The latest effort from David Leonhardt is a disquisition on who the unemployed are -- particularly, that the brunt of unemployment has been concentrated on a small "pool of jobless workers" who have stayed without work for some time, even as wages rise for the rest of workers. The data leads to an observation from Felix Salmon:
Maybe we really are all middle class now: there's the unemployed at the bottom of the pile, and the plutocratic elite at the top, with the overwhelming majority sitting in between, doing OK but hardly great. ... The problem is that persistent unemployment at or around 10% is unacceptable in the U.S., especially with the social safety net being much weaker here than it is in Europe.
However, we haven't seen much evidence that long-term unemployment is "unacceptable." In fact, judging by the response of most policy-makers in Washington, unemployment at this rate has been pretty much accepted. True, the Obama administration has been hectoring Congress for more policies to encourage economic and jobs growth, but a reluctance to act on the part of the Fed and the Senate demonstrate that many policy-makers are accepting the status quo and hoping for the best.

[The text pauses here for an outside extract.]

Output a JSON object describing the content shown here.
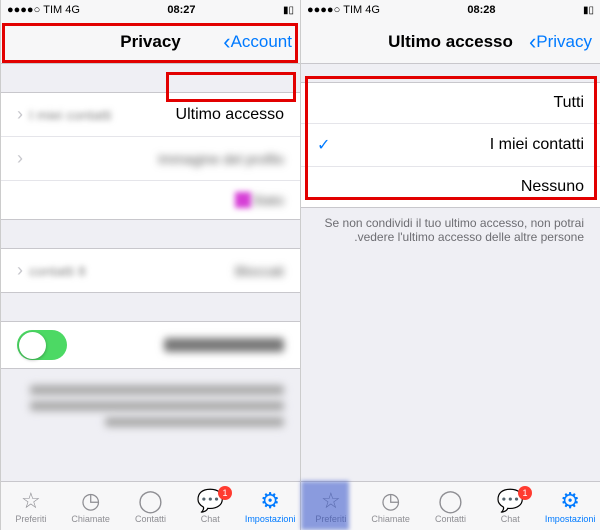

This is scary for one key reason: At the current pace, we are not likely to create enough new jobs to keep up with the pace of population growth -- to do that, we need to create 120,000 new jobs a month. We didn't do that last month, something we have not been able to consistently achieve over the last several months. That means we can expect the core of long-term unemployed to grow, setting up a political conflict between those who are able to accept the status quo of unemployment -- and those who very literally cannot.